The statute requires only that a substantial likelihood of physical harm exists, as demonstrated by an overt failure to obtain necessary food, clothing, or medical care or by a recent attempt or threat to harm self or others.
Id. at 623-24.
McCaskill challenges the trial court’s finding that his paranoid schizophrenia poses a substantial likelihood of physical harm to himself or others. McCaskill contends that he was committed solely because he has a thought disorder and is delusional, not because of any failure to feed, clothe, or shelter himself or because of a recent attempt or threat to physically harm himself or others.
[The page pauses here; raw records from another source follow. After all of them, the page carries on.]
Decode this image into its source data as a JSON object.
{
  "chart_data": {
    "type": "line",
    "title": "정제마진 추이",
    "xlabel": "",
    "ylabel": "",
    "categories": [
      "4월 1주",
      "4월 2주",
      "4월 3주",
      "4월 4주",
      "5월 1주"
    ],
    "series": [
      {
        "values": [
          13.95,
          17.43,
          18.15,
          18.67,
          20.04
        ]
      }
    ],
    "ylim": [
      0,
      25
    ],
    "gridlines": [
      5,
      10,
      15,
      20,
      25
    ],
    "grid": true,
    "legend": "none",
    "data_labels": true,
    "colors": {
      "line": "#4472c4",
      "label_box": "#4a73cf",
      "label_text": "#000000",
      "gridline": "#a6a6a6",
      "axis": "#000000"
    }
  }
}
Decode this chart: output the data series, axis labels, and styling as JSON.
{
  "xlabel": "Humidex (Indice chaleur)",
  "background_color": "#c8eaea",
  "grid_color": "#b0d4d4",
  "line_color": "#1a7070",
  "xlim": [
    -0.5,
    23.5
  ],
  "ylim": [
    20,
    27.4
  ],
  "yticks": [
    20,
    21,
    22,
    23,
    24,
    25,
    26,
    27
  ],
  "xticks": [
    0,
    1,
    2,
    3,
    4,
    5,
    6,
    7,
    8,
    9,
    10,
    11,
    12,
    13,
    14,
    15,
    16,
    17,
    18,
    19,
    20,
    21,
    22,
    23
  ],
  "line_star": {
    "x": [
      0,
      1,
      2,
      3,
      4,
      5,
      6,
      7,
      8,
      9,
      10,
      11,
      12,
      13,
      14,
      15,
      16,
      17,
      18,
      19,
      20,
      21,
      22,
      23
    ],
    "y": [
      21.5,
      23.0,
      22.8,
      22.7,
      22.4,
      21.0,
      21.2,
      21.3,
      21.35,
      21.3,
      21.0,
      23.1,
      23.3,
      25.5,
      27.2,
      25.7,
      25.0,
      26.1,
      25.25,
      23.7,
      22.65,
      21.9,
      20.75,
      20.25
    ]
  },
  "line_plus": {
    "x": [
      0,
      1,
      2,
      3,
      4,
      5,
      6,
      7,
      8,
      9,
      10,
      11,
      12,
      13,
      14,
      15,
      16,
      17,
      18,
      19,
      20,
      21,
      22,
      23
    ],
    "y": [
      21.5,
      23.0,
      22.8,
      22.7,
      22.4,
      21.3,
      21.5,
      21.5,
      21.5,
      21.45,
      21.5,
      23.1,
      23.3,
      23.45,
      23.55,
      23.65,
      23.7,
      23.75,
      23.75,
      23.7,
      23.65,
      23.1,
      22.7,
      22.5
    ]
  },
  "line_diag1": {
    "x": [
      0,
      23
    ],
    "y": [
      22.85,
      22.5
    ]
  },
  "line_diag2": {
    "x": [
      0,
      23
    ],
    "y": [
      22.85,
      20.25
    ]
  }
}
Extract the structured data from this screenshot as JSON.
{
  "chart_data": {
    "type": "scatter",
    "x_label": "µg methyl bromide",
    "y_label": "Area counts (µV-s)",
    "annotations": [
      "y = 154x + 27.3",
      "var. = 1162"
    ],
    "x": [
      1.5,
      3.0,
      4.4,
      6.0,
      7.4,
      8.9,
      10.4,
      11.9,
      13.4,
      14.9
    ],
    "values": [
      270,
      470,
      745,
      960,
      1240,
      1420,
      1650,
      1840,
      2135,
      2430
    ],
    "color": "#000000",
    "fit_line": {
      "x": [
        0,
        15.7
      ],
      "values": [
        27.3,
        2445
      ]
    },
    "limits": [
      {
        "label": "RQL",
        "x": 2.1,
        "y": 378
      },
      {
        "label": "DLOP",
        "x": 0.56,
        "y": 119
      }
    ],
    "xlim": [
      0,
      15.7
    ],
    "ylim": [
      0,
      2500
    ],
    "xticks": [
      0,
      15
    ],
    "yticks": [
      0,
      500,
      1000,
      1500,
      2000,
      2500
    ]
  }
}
We disagree.
Although McCaskill has not injured himself or others, the trial court was not required to delay commitment until he or someone else is actually harmed. See In re Terra, 412 N.W.2d 325, 328 (Minn. App. 1987) (so long as the danger of condition has already become evident, the court may order commitment). The trial court found that McCaskill
poses a substantial likelihood of causing physical harm as demonstrated by the fact that [McCaskill’s] persistent delusions lead him to exercise poor judgment and thus place himself in vulnerable situations.
This court has found that a substantial likelihood of physical harm to self may be demonstrated by provocative conduct that may outrage others and prompt an attack. See In re Gonzalez, 456 N.W.2d 724, 726, 729 (Minn. App. 1990) (finding appellant’s conduct posed substantial likelihood of physical harm to self where court-appointed examiner testified that appellant’s “manic intrusiveness could easily negatively affect people around him and he could inadvertently turn into a target for somebody who does not like his intrusions or grandiosity”). McCaskill’s recent provocative conduct with the three men fixing a car demonstrates that his schizophrenia poses a substantial likelihood of physical harm to McCaskill.
The trial court also found that McCaskill had not been taking his prescribed medications before he was admitted to the hospital and refused to take medications while in the hospital. The court found that McCaskill acknowledged that he was perceived as mentally ill in the past, but now states that God has healed him. These findings support a conclusion that McCaskill’s schizophrenia poses a substantial likelihood of physical harm to McCaskill as demonstrated by a failure to obtain necessary medical care.